Auf http://www.smartshanghai.com und http://www.timeoutshanghai.com/ sind Informationen
zu Restaurants, Events, Shopping, Kunst, Kino, Reisen, etc. zufinden. Auf diesen Seiten
werden oftmals Promotions wie „All you can eat“-Offers gepostet. Und wer nach ein paar
Monaten auch einmal etwas Westliches essen möchte, wird hier ebenfalls fündig. Die
Restaurants sind kategorisiert und der Preisrahmen ist ebenfalls angegeben.
Fazit
Wer sich über die Bedeutung des chinesischen Marktes für die deutsche Wirtschaft – im
Besonderen der Automobilwirtschaft – bewusst ist, wird früher oder später einen Aufenthalt
in China planen. Meiner Meinung nach ist es umso besser, umso früher man die Kultur und
Denkweisen der Chinesen kennen und verstehen lernt.
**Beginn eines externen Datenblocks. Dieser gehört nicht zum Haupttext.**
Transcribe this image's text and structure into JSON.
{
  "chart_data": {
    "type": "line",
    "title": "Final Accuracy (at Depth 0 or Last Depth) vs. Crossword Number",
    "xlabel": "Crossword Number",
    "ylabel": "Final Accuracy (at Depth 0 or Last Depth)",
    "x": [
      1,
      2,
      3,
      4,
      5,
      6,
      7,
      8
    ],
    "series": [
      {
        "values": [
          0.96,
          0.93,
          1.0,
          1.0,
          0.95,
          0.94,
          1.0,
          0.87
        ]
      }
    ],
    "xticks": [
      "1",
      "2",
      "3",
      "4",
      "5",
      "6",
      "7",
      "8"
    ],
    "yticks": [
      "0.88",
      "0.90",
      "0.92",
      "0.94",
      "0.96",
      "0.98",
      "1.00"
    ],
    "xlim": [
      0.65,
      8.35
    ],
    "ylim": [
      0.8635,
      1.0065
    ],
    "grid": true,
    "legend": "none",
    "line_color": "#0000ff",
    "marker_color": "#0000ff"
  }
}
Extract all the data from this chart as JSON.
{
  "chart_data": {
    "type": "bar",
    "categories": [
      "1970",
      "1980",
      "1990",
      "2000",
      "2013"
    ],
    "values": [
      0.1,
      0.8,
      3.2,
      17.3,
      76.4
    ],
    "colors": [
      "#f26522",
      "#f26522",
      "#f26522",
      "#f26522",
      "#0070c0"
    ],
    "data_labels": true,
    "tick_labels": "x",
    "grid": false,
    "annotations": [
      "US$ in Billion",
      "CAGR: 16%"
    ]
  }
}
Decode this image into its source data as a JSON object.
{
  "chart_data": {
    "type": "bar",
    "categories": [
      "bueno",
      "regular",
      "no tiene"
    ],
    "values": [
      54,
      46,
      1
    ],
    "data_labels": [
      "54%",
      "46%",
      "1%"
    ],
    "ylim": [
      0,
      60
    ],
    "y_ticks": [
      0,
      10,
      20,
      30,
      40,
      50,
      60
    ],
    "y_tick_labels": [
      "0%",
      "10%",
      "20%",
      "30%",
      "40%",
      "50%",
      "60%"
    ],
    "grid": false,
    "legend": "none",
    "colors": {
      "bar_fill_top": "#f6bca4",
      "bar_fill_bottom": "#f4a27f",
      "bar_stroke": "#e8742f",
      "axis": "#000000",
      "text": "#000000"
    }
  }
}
Ich war in Shanghai, von dem viele
sagen, dass es nicht das richtige China sei. Die kulturellen Hindernisse, die ich hier nehmen
musste, waren alle für mich persönlich nicht sehr schwer. Ich bin sehr froh, diese
Erfahrungen gemacht zu haben. Der oft benannte Kulturschock hat sich dennoch auf ein
Minimum reduziert.
Ich würde diesen Auslandsaufenthalt jederzeit wieder machen und rate jedem dazu, der mit
diesem Gedanken spielt. Ich habe für mich herausfinden müssen, dass die negativen
Erfahrungen von anderen mich niemals davon abhalten sollten, meine eigenen Erfahrungen
zu machen.
China ist groß.
China ist anders.
Aber China hat definitiv mehr zu bieten als Vorurteile gegenüber dem Essen.